For Vice Minister Hernan Vargas, the communal economy must comply with three essential premises: To sustain production, to ensure the basic needs of families, and to reinvest in community guarantees established in the Organic Law of the Communal Economic System to reproduce life.

“These premises are expressed in three funds: One, to sustain the productive management for raw material, maintenance, and to pay labor force. Two, those who produce and work in the commune must guarantee their necessities (such as food and clothing). In the most difficult times, the collective purchase is for vulnerable families. Finally, they must guarantee reinvestment in the community. If the communal economy does not contribute to health, education, and public services, then it is not an economy for life,” he said.

Working to reconnect

The Vice Minister of Communal Economy, Hernan Vargas, reiterated that human life is not the only life on the planet, so it is time to rethink the relationship that men and women have with nature.

“When we talked about building an alternative value chain, we included reconnecting with nature. If there is something we are trying to fight is the idea, very functional to the logic of capital, that economics is about producing many goods and services. No! We must build an economy based on satisfying needs but guaranteeing that life is reproduced. We are part of Mother Earth. The life of the entire planet must be protected. It is urgent to reconnect and rethink ourselves. We have learned to be ashamed of peasant and indigenous conceptions. They are sons and daughters of nature, and that is how they act. We learned that we were modern and nature is something separate, and you exploit it,” he explained.

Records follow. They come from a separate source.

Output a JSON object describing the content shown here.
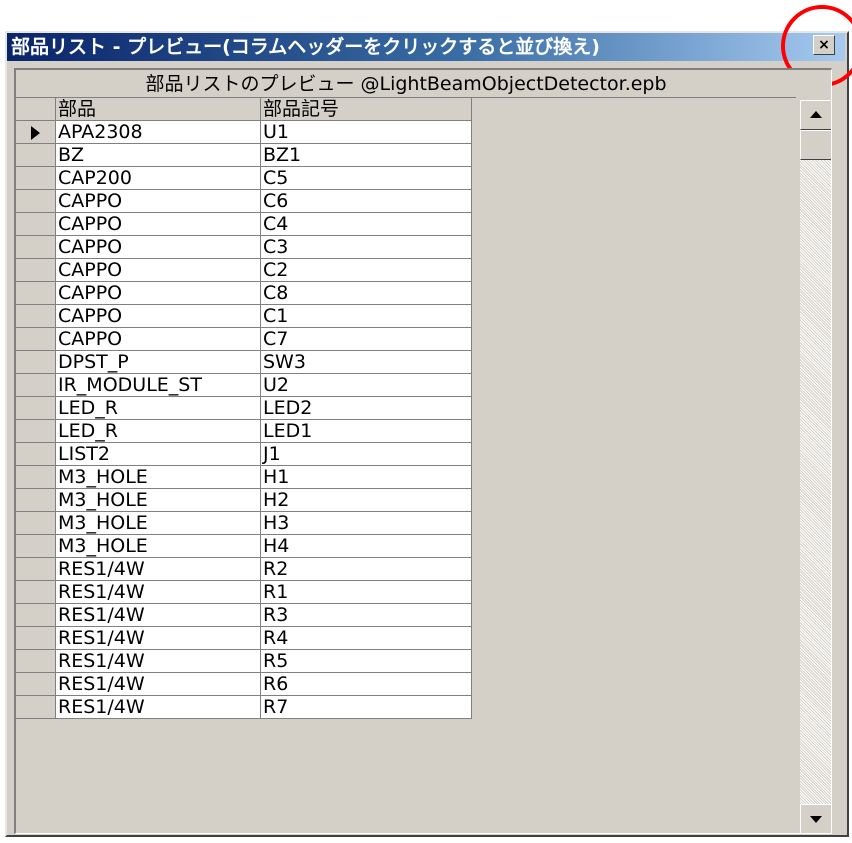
{
  "window": {
    "title": "部品リスト - プレビュー(コラムヘッダーをクリックすると並び換え)",
    "close_label": "×"
  },
  "grid": {
    "caption": "部品リストのプレビュー @LightBeamObjectDetector.epb",
    "columns": [
      "部品",
      "部品記号"
    ],
    "rows": [
      [
        "APA2308",
        "U1"
      ],
      [
        "BZ",
        "BZ1"
      ],
      [
        "CAP200",
        "C5"
      ],
      [
        "CAPPO",
        "C6"
      ],
      [
        "CAPPO",
        "C4"
      ],
      [
        "CAPPO",
        "C3"
      ],
      [
        "CAPPO",
        "C2"
      ],
      [
        "CAPPO",
        "C8"
      ],
      [
        "CAPPO",
        "C1"
      ],
      [
        "CAPPO",
        "C7"
      ],
      [
        "DPST_P",
        "SW3"
      ],
      [
        "IR_MODULE_ST",
        "U2"
      ],
      [
        "LED_R",
        "LED2"
      ],
      [
        "LED_R",
        "LED1"
      ],
      [
        "LIST2",
        "J1"
      ],
      [
        "M3_HOLE",
        "H1"
      ],
      [
        "M3_HOLE",
        "H2"
      ],
      [
        "M3_HOLE",
        "H3"
      ],
      [
        "M3_HOLE",
        "H4"
      ],
      [
        "RES1/4W",
        "R2"
      ],
      [
        "RES1/4W",
        "R1"
      ],
      [
        "RES1/4W",
        "R3"
      ],
      [
        "RES1/4W",
        "R4"
      ],
      [
        "RES1/4W",
        "R5"
      ],
      [
        "RES1/4W",
        "R6"
      ],
      [
        "RES1/4W",
        "R7"
      ]
    ],
    "current_row": 0
  },
  "icons": {
    "close": "close-icon",
    "row_pointer": "row-pointer-icon",
    "scroll_up": "arrow-up-icon",
    "scroll_down": "arrow-down-icon"
  },
  "colors": {
    "title_start": "#0a246a",
    "title_end": "#a6caf0",
    "highlight_circle": "#ff0000",
    "face": "#d4d0c8"
  }
}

In this sense, Vargas insisted that, in Venezuela, there is a lot of community fabric that feels another relationship with nature and that fights to protect it.

“From the modern Western culture imposed on us, we tend to put ourselves in a situation where we deny what happens daily in the communities. Especially in the countryside, many people are actively concerned about the levels of exploitation of the soil and nature. In coffee-growing areas, for example, they are concerned about the problems of water and deforestation, so they are making plans to avoid and control this situation. In the city, this problem is more invisible. We agree on the historical objective of defending life, but in practice, the city considers it a problem of the countryside. It is what we urgently need to rethink,” the spokesman emphasized.